Curtis Tuckey, Friday Dec 1, 2:30 PM
Josef Jurek
jurek at cs.uchicago.edu
Wed Nov 22 13:08:38 CST 2000
VoiceXML: Speech-Controlled Internet
Curtis Tuckey
Chicago Development Center
Oracle Mobile
The "voice portal" is a new kind of speech-controlled internet that has
come to some prominence in the past year, mostly due to the
standardization of "VoiceXML", a markup language for dialogs between
humans and computers. The VoiceXML effort was started at Bell Labs, and
championed by AT&T, Lucent, Motorola, and IBM through acceptance by the
W3C. I will talk about the design of VoiceXML, describe Motorola's
carrier-grade platform for voice portals, still in production, and
describe Oracle's efforts to add voice-portal capabilities to its
small-screen-device services.
Curt Tuckey manages the Chicago Development Center for Oracle Mobile,
which focuses on speech-controlled internet services.
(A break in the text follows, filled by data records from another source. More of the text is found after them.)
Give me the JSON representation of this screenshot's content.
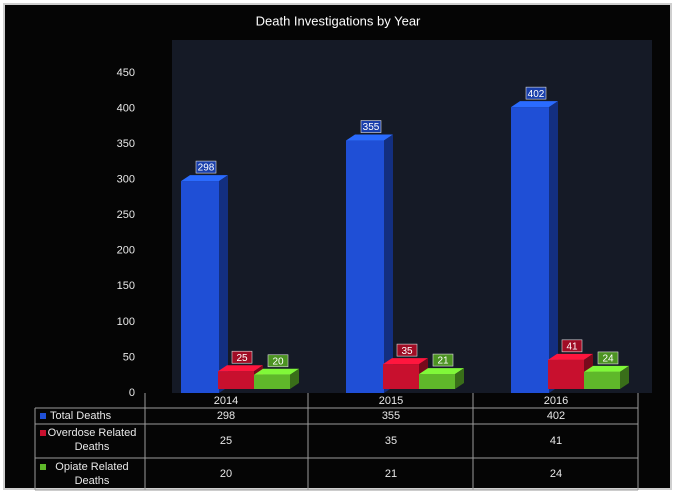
{
  "chart_data": {
    "type": "bar3d",
    "title": "Death Investigations by Year",
    "categories": [
      "2014",
      "2015",
      "2016"
    ],
    "series": [
      {
        "name": "Total Deaths",
        "color": "#1f4fd6",
        "values": [
          298,
          355,
          402
        ]
      },
      {
        "name": "Overdose Related Deaths",
        "color": "#c8102e",
        "values": [
          25,
          35,
          41
        ]
      },
      {
        "name": "Opiate Related Deaths",
        "color": "#5fb82a",
        "values": [
          20,
          21,
          24
        ]
      }
    ],
    "ylim": [
      0,
      450
    ],
    "yticks": [
      0,
      50,
      100,
      150,
      200,
      250,
      300,
      350,
      400,
      450
    ],
    "grid": false
  }
}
From 1998 to 2000
he was an engineering manager at Motorola, responsible for application
development for Mya, the cyber assistant, and MIX, the Mobile Internet
Exchange which delivers services through voice, small-screen devices, and
graphical browsers. From 1991 to 1998 he was a member of the technical
staff of the Software and Systems Research Center at Bell Labs where,
among other projects, he worked on telephone access to the internet.